The portion of the US workforce represented by unions hits a new low. Yet now, polls show public support for unionisation to be rising to levels not seen since 1965. This should drive labour costs higher, turbocharged by super-low unemployment (itself a reflection of labour costs that got too low). This pushes consumer prices up and corporate margins down.
COVID-19 has shown China, whose labour rates had already been driving towards the global average, to be a less ideal outsourcing partner than the profit-seeking capitalists thought, and focus has toggled to supply security. That means higher inventories, more local production and more redundant supply chains, all of which are inflationary.
2022
Russia invades Ukraine, again. After over three decades of a perceived peace dividend, people are slowly coming around to the notion that the Cold War has resumed. Spending on defence is required to ensure society has the ability to be productive, but that spending is itself unproductive, and either takes away from more productive uses (education, infrastructure, healthcare) or increases tax burdens, or both. Both are inflationary.
Central banks start raising rates and pulling liquidity from the system after finally admitting that inflationary pressures aren’t just transitory.
How we’re positioned
So much has changed from the last cycle, but many assets that were forgotten in the last cycle continue to trade at attractive valuations.
We start with inflation-protected bonds. We can currently lock in an inflation-protected yield of 1.4% in US Treasury Inflation Protected Securities (TIPS), set against market expectations of close to 2% inflation over any long horizon. In other words, despite all that’s changed, the market expects central banks to get inflation right where they want it. That means we don’t have to pay over the odds for inflation protection. Locking in a 1.4% increase in purchasing power looks reasonable, so we own TIPS.
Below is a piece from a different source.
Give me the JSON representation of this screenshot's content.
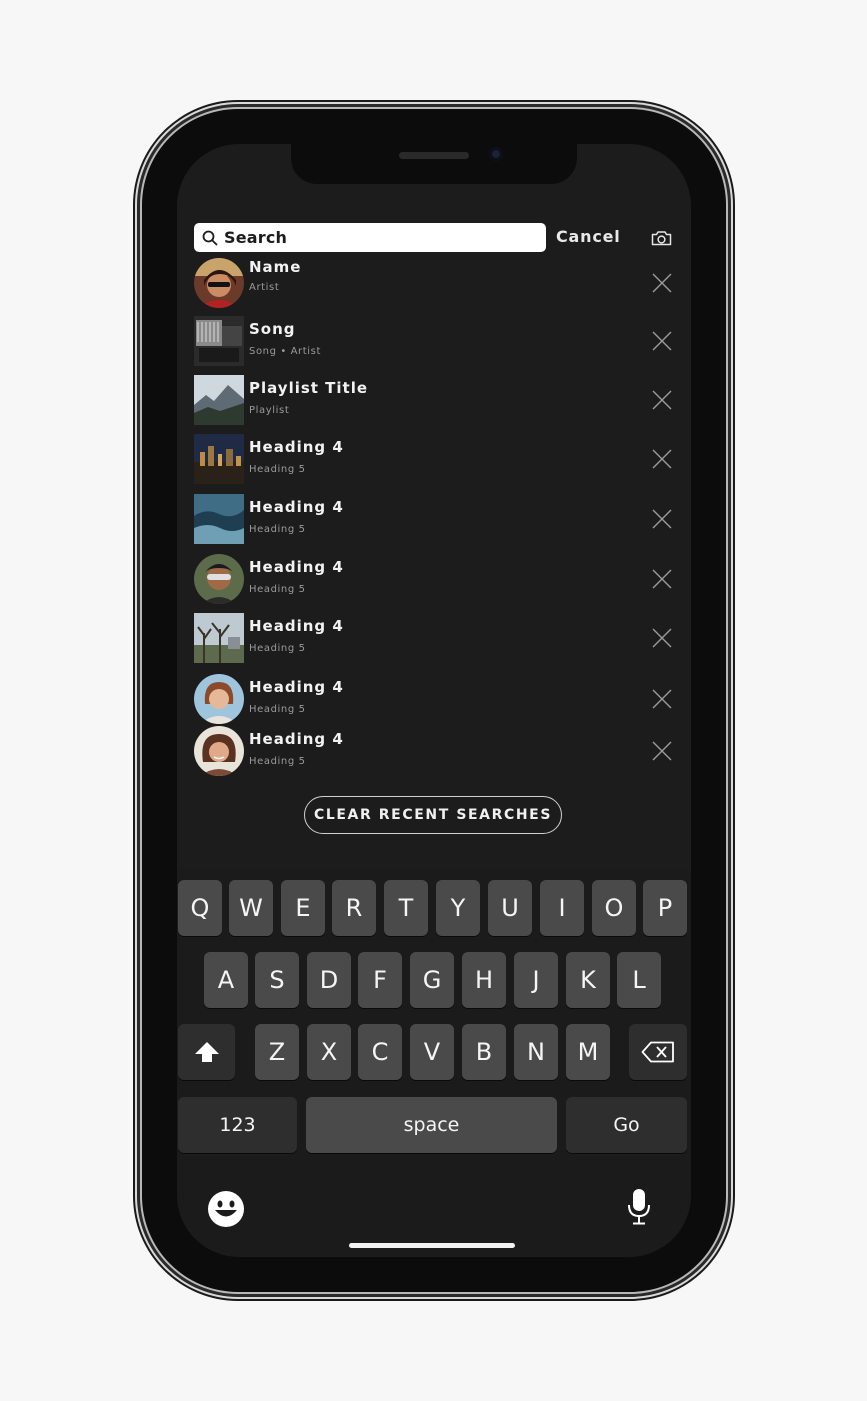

So much has changed from the last cycle, but many assets that were forgotten in the last cycle continue to trade at attractive valuations.
TIPS also set a good bar. To earn a place in the portfolio, everything else must do better than a 1.4% real yield. And they can do better. A lot better.
In credit, we can now get yields of 7-9% lending to good, profitable businesses and getting the money back in a few years. That looks attractive.
In equities, bottom-up opportunities abound, because the valuation gap between fundamentally cheap and expensive businesses remains extraordinarily wide. Using the US for its longer data history, Graph 1 shows that the gap in price-to-earnings valuations between cheaply and richly priced shares ended 2022 at its widest level in 70 years. While low-multiple shares have outperformed on price over the last 18 months, they have also outperformed on earnings, so on price-to-earnings, the valuation gap did not close.
Selected companies in defence, energy infrastructure, semiconductors, and oil and gas services provide things the world needs, and which are in short supply. Yet we have found several such businesses trading for less than 10 times our assessment of their sustainable free cash flows. Better still, in many cases those cash flows are either explicitly protected against inflation, or should be able to grow with inflation as supply shortages bite.
Who knows how history will unfold, but life from here could look incredibly different from the last megacycle. That could prove challenging for investors sticking to the last cycle’s playbook. But if valuations are any indication, it is an exciting time to be a contrarian.